Apparu à partir de 1838, le mouvement Tenrikyo est l’une des plus importantes “nouvelles religions” historiques du Japon. Elle a sa propre doctrine et ses rituels. Son centre de Tenri est un lieu de pèlerinage pour les fidèles: ce serait en effet “le berceau de toute l’humanité”. J’avais eu l’occasion de le visiter en 1989, en compagnie de mon collègue Massimo Introvigne, qui se trouvait au Japon au même moment. J’étais notamment intéressé par l’élan missionnaire international précoce de ce mouvement, qui avait envoyé dès 1910 des représentants en Europe (avec un faible écho) et publia dans les années 1930 déjà un périodique en trois langues (allemand, français, anglais). Il faut dire que Tenri abrite depuis 1925 un institut de langues étrangères. Aujourd’hui, il existe des groupes de Tenrikyo dans plusieurs pays européens.

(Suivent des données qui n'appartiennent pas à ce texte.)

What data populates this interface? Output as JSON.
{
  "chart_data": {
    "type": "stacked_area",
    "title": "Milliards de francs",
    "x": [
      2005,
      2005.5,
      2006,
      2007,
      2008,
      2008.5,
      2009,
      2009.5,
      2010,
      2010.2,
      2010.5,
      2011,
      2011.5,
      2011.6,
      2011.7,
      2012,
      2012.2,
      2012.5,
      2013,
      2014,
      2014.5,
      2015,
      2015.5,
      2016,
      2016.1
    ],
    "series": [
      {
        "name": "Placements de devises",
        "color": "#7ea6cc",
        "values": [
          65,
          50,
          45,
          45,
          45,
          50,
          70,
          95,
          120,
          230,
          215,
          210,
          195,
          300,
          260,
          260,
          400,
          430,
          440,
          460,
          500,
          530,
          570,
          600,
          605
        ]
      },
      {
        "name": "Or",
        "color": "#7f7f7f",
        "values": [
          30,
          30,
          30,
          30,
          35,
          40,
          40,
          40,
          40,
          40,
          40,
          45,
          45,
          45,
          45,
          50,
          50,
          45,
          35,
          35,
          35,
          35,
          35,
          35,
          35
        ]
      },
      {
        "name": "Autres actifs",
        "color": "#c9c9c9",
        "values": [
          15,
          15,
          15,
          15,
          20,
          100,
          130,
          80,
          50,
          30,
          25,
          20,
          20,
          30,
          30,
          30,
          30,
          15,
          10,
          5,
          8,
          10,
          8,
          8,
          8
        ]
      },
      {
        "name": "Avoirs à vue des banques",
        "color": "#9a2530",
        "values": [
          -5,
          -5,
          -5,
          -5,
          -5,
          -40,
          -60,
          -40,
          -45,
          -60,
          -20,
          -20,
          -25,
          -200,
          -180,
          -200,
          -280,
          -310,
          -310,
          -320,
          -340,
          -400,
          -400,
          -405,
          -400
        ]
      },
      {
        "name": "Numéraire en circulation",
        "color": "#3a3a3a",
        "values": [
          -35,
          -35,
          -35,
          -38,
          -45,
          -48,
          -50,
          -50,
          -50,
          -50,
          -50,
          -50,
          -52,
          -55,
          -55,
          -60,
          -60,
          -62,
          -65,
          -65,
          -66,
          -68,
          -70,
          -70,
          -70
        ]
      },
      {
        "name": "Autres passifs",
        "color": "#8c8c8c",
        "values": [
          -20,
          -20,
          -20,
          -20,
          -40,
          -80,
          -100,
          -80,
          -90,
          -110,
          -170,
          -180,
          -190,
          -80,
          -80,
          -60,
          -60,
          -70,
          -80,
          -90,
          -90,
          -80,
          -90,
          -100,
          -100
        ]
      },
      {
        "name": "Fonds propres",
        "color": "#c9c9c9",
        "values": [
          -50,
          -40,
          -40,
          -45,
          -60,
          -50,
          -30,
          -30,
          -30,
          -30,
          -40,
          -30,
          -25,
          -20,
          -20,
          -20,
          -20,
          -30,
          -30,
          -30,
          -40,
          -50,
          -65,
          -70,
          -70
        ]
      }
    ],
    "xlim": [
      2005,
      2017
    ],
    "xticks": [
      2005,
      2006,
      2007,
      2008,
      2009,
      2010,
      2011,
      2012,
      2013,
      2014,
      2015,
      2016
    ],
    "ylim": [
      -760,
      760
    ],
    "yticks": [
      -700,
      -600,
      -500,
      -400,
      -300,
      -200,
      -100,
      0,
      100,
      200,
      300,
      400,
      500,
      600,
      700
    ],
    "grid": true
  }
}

Depuis des années, je reçois une revue d’études universitaires publiée par Tenrikyo, le Tenri Journal of Religion. Dans le dernier numéro (N° 39, oct. 2010), j’ai lu un intéressant article de Masahiko Okada. Cet article m’apprend que Shozen Nakayama (1905-1967), qui dirigeait Tenrikyo à cette époque (et s’intéressait beaucoup à l’histoire des missions catholiques en Asie), présenta en 1928 à l’Université impériale de Tokyo une thèse sur son propre mouvement. Cette recherche se fondait sur une importante enquête quantitative, qui fut l’une des études pionnières de sociologie religieuse au Japon. Situation pour le moins inhabituelle que celle du responsable d’un groupe religieux menant une étude sur celui-ci — mais cela signifiait aussi un accès privilégié: le taux de réponse du questionnaire qu’il envoya aux responsables locaux et aux missionnaires de Tenrikyo s’éleva à 91,5% (12.480 réponses au total), un chiffre qui peut faire rêver quiconque a une expérience d’enquêtes quantitatives…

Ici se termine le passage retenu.